恋風1(前編)


麗らかな日和の今日は、昨日の空風とは打って変わって、春嵐が格子を揺らしている。まだ震えるような寒さが続く一方で、時季は緩やかに春へと移り変わり始めていた。

「ね、半平太さん」
「何だい?」

彼の腕の中から顔をもたげると、半平太さんはほんわかとした笑みをこちらに向ける。その表情と息も掛かりそうな二人の距離は、私の鼓動を一気に速めた。

「そ、そろそろお仕事の時間ですよね…?」

午後から大事なお仕事があると聞いてから、もう少なくとも一刻は経つ。だけど半平太さんは、そんな私の疑問に対して不機嫌そうに口許を歪めた。

「…小娘は、そんなに僕と離れたい?」
「え、そ、そういう意味じゃなくて…!でもお仕事が…」

慌てて言葉を選んでいると、背中に回された腕にぎゅっと力が籠る。そしてそれと同時に、私の耳に優しい声遣いが流れ込んできた。

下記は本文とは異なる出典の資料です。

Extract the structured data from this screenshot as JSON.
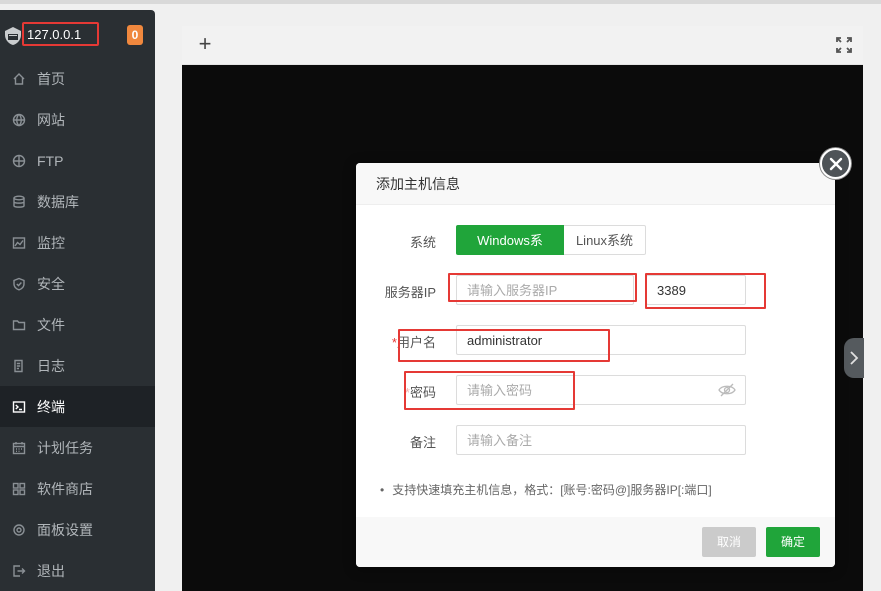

「いずれ以蔵が呼びに来るだろう。…僕は少しでも小娘と一緒にいたいんだ」

その台詞を恥ずかしく思いながらも、私は返事をする代わりに彼の胸に顔を埋めた。
少しでも長く半平太さんと一緒にいたいのは、私も同じだったからだ。

「小娘、僕を見て?」

不意に顎を捉えられると、睫毛を伏せた彼の顔が近付いてくる。その暗黙の合図に未だ慣れない私は、戸惑いながらゆっくりと瞼を下ろした。

「…ん…はぁっ…」

次第に深みを増していく口付けに、自然と声が漏れる。絡みつく熱い舌の感触と混ざり合う水音は、私の頭を瞬く間に逆上(のぼ)せ上がらせた。

「…先生、そろそろお時間です」

急に襖の外から掛かった声に、私の身体が反射的に上下する。だけど半平太さんは、素知らぬ顔で私に口付けを重ねてきた。

「は、ん…ん…!」

彼の胸を押し返してみるけれど、男の人の力に敵うはずもない。
私の頭は朦朧とし始め、抗うことの出来ない快楽と微かに聞こえる以蔵の声が入り交じっていた。

「…先生?」

見られたくない心とは裏腹に、漏れ出る声はどうすることも出来ない。今の私には、以蔵が障子を引かないことをただただ祈るしかなかった。

「…いらっしゃらないのか」

溜息ひとつと独り言を溢した以蔵が立ち上がると、ぎしりと廊下が軋む。
その音とともに私から離れた半平太さんは、自身の唇を手の甲でゆっくりと拭う。その様子をぼんやりしながら見ていると、満足そうに頬を緩めている彼の口許がいつもよりも赤々しく艶めいていた。

「以蔵。先に表に行っていろ」
「…。え、せ、先生!?」

少しの間の後、驚きに声を張った以蔵が勢い良く格子を開け放した。
彼は半平太さんにぴったり寄り添う私を見るなり、口をぽかんと開けると立ち所に頬を紅潮させる。その表情に一気に羞恥を覚えた私は、視線を下に落とすより他なかった。

「で、では、俺は玄関にいますので…」

そう言い残し、以蔵はそそくさとその場を後にする。再び静けさを取り戻した部屋の中で私が一呼吸つくと、半平太さんはくすくすと小さく笑い始めた。

「…ひどいですっ!」

私は彼の腕を軽く叩きながら、態と語気を強めた。

「何をそんなに怒ってるんだい?」
「だ、だって!以蔵に見られちゃうところだったんですよ…!」

顔を俯かせながら抗議すると、半平太さんの手が私の両頬を包み込む。そしてそのまま、もう一度軽く口付けられた。

「小娘は、怒った顔も可愛いな」
「ま、またそんなこと言って…!」

すらっと言い放つ彼の言葉は、いつも私を動揺させる。それは、初めて出会った頃の彼からは想像もつかない台詞ばかりだった。

「さてと…そろそろ行かないとね」
「そうですね…え?」

右手に温かい感触を受けた途端、身体が引き上げられる。

「君もおいで。ここにいるより、一緒に来てくれた方が気が休まる」

龍馬や中岡が帰って来たら、君を放っておくはずがないからねと半平太さんは苦々しそうに口にする。
少しむくれた彼が何だか可愛くて、私は笑いを溢しそうになりながらその手を握り返した。